High-diversity but High-fidelity Speech Synthesis

Authors:

(1) Sang-Hoon Lee, Fellow, IEEE with the Department of Artificial Intelligence, Korea University, Seoul 02841, South Korea;

(2) Ha-Yeong Choi, Fellow, IEEE with the Department of Artificial Intelligence, Korea University, Seoul 02841, South Korea;

(3) Seung-Bin Kim, Fellow, IEEE with the Department of Artificial Intelligence, Korea University, Seoul 02841, South Korea;

(4) Seong-Whan Lee, Fellow, IEEE with the Department of Artificial Intelligence, Korea University, Seoul 02841, South Korea and a Corresponding author.

Table of Links

Abstract and 1 Introduction

2.3 Diffusion Models and 2.4 Zero-shot Voice Cloning

3 Hierspeech++ and 3.1 Speech Representations

3.2 Hierarchical Speech Synthesizer

3.3 Text-to-Vec

3.4 Speech Super-resolution

3.5 Model Architecture

4 Speech Synthesis Tasks

4.1 Voice Conversion and 4.2 Text-to-Speech

4.3 Style Prompt Replication

5 Experiment and Result, and Dataset

5.2 Preprocessing and 5.3 Training

5.4 Evaluation Metrics

5.5 Ablation Study

5.6 Zero-shot Voice Conversion

5.7 High-diversity but High-fidelity Speech Synthesis

5.8 Zero-shot Text-to-Speech

5.9 Zero-shot Text-to-Speech with 1s Prompt

5.10 Speech Super-resolution

5.11 Additional Experiments with Other Baselines

6 Limitation and Quick Fix

7 Conclusion, Acknowledgement and References

5.7 High-diversity but High-fidelity Speech Synthesis

Following Glow-TTS [34], speech with different styles can be synthesized by controlling the temperature parameters in the TTV and hierarchical speech synthesizer.
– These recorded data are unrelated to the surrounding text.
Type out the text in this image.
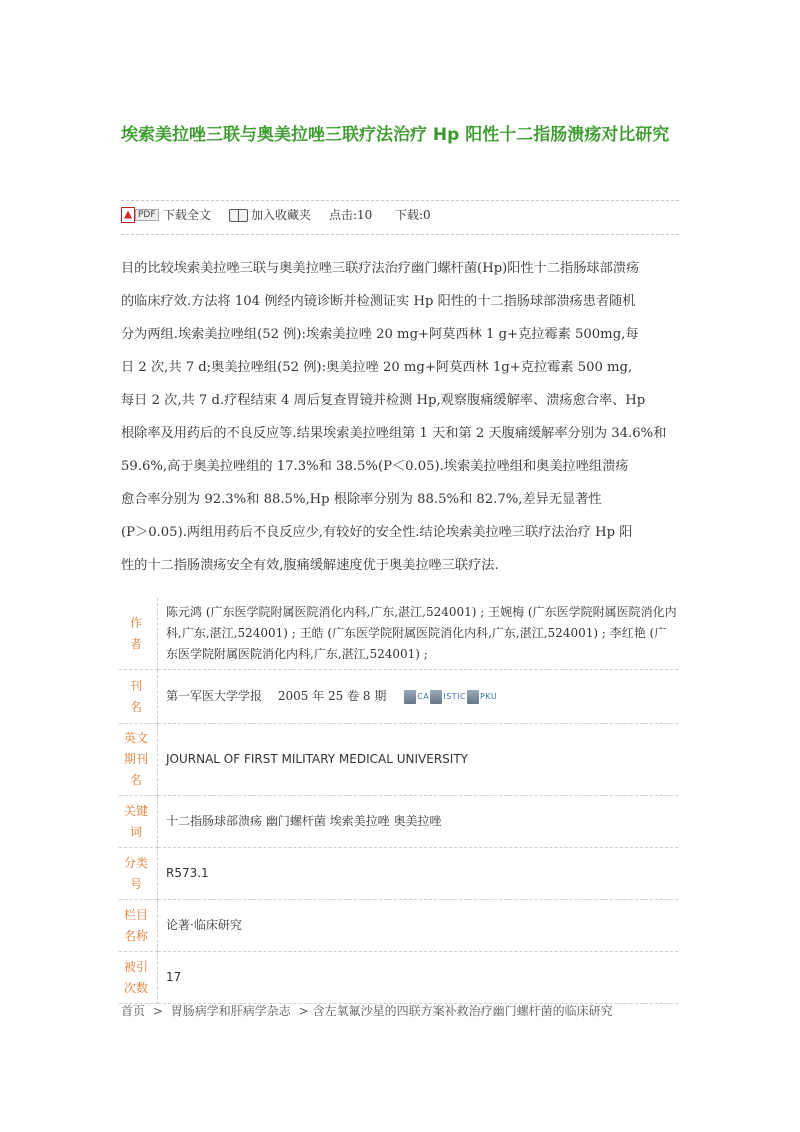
埃索美拉唑三联与奥美拉唑三联疗法治疗 Hp 阳性十二指肠溃疡对比研究
PDF 下载全文	加入收藏夹 点击:10 下载:0
目的比较埃索美拉唑三联与奥美拉唑三联疗法治疗幽门螺杆菌(Hp)阳性十二指肠球部溃疡
的临床疗效.方法将 104 例经内镜诊断并检测证实 Hp 阳性的十二指肠球部溃疡患者随机
分为两组.埃索美拉唑组(52 例):埃索美拉唑 20 mg+阿莫西林 1 g+克拉霉素 500mg,每
日 2 次,共 7 d;奥美拉唑组(52 例):奥美拉唑 20 mg+阿莫西林 1g+克拉霉素 500 mg,
每日 2 次,共 7 d.疗程结束 4 周后复查胃镜并检测 Hp,观察腹痛缓解率、溃疡愈合率、Hp
根除率及用药后的不良反应等.结果埃索美拉唑组第 1 天和第 2 天腹痛缓解率分别为 34.6%和
59.6%,高于奥美拉唑组的 17.3%和 38.5%(P＜0.05).埃索美拉唑组和奥美拉唑组溃疡
愈合率分别为 92.3%和 88.5%,Hp 根除率分别为 88.5%和 82.7%,差异无显著性
(P＞0.05).两组用药后不良反应少,有较好的安全性.结论埃索美拉唑三联疗法治疗 Hp 阳
性的十二指肠溃疡安全有效,腹痛缓解速度优于奥美拉唑三联疗法.
作
者	陈元鸿 (广东医学院附属医院消化内科,广东,湛江,524001) ; 王婉梅 (广东医学院附属医院消化内科,广东,湛江,524001) ; 王皓 (广东医学院附属医院消化内科,广东,湛江,524001) ; 李红艳 (广东医学院附属医院消化内科,广东,湛江,524001) ;
刊
名	第一军医大学学报 2005 年 25 卷 8 期 CA ISTIC PKU

英文
期刊
名	JOURNAL OF FIRST MILITARY MEDICAL UNIVERSITY
关键
词	十二指肠球部溃疡 幽门螺杆菌 埃索美拉唑 奥美拉唑
分类
号	R573.1
栏目
名称	论著·临床研究
被引
次数	17
首页 > 胃肠病学和肝病学杂志 > 含左氧氟沙星的四联方案补救治疗幽门螺杆菌的临床研究
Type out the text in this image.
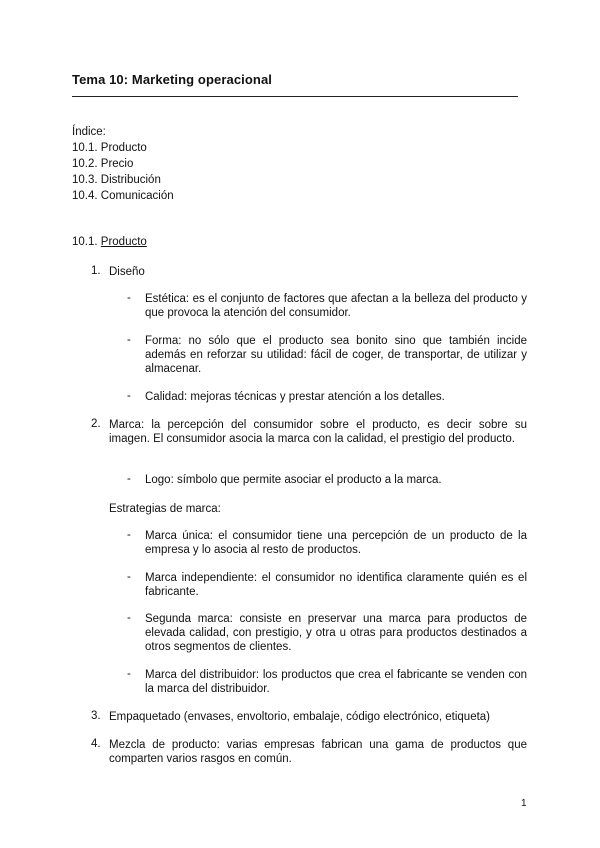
Tema 10: Marketing operacional
Índice:
10.1. Producto
10.2. Precio
10.3. Distribución
10.4. Comunicación
10.1. Producto
1. Diseño
- Estética: es el conjunto de factores que afectan a la belleza del producto y que provoca la atención del consumidor.
- Forma: no sólo que el producto sea bonito sino que también incide además en reforzar su utilidad: fácil de coger, de transportar, de utilizar y almacenar.
- Calidad: mejoras técnicas y prestar atención a los detalles.
2. Marca: la percepción del consumidor sobre el producto, es decir sobre su imagen. El consumidor asocia la marca con la calidad, el prestigio del producto.
- Logo: símbolo que permite asociar el producto a la marca.
Estrategias de marca:
- Marca única: el consumidor tiene una percepción de un producto de la empresa y lo asocia al resto de productos.
- Marca independiente: el consumidor no identifica claramente quién es el fabricante.
- Segunda marca: consiste en preservar una marca para productos de elevada calidad, con prestigio, y otra u otras para productos destinados a otros segmentos de clientes.
- Marca del distribuidor: los productos que crea el fabricante se venden con la marca del distribuidor.
3. Empaquetado (envases, envoltorio, embalaje, código electrónico, etiqueta)
4. Mezcla de producto: varias empresas fabrican una gama de productos que comparten varios rasgos en común.
1
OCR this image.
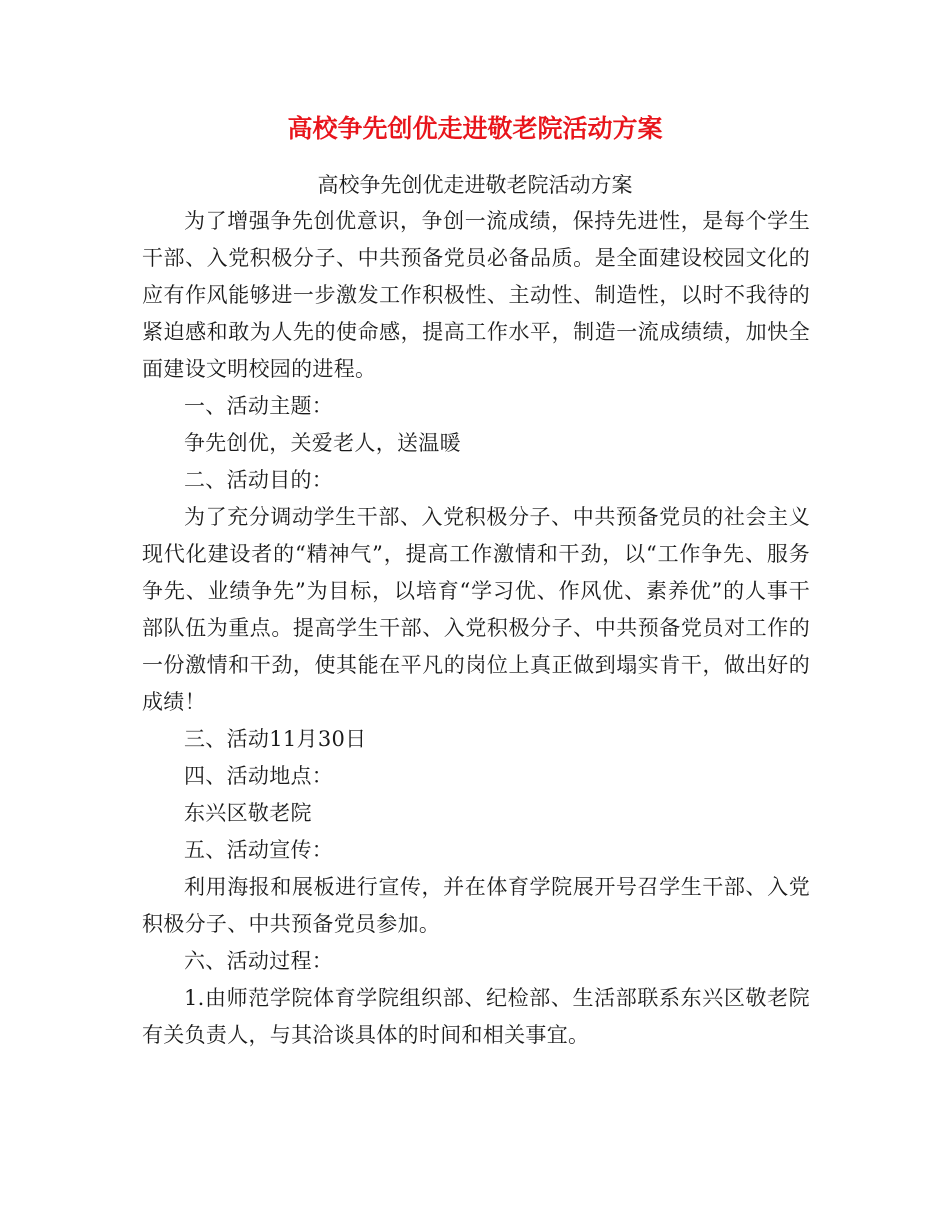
高校争先创优走进敬老院活动方案
高校争先创优走进敬老院活动方案

为了增强争先创优意识，争创一流成绩，保持先进性，是每个学生干部、入党积极分子、中共预备党员必备品质。是全面建设校园文化的应有作风能够进一步激发工作积极性、主动性、制造性，以时不我待的紧迫感和敢为人先的使命感，提高工作水平，制造一流成绩绩，加快全面建设文明校园的进程。

一、活动主题：

争先创优，关爱老人，送温暖

二、活动目的：

为了充分调动学生干部、入党积极分子、中共预备党员的社会主义现代化建设者的“精神气”，提高工作激情和干劲，以“工作争先、服务争先、业绩争先”为目标，以培育“学习优、作风优、素养优”的人事干部队伍为重点。提高学生干部、入党积极分子、中共预备党员对工作的一份激情和干劲，使其能在平凡的岗位上真正做到塌实肯干，做出好的成绩！

三、活动11月30日

四、活动地点：

东兴区敬老院

五、活动宣传：

利用海报和展板进行宣传，并在体育学院展开号召学生干部、入党积极分子、中共预备党员参加。

六、活动过程：

1.由师范学院体育学院组织部、纪检部、生活部联系东兴区敬老院有关负责人，与其洽谈具体的时间和相关事宜。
TABLE 6 shows that lower temperatures ensure the robustness of the synthetic speech in terms of pronunciation. However, the diversity and speaker similarity can be increased by controlling the temperature. Specifically, we found that increasing Tttv improved the similarity of prosody, such as intonation and pronunciation to target prosody prompts and increasing Th improved the similarity of voice style in terms of SECS. However, when the value of Tttv is close to 1, the CER and WER are decreased; therefore, we utilized a value under 1 for robust speech synthesis. In addition, we can synthesize speech differently with different Gaussian noises, and control the duration by multiplying the duration by a specific value.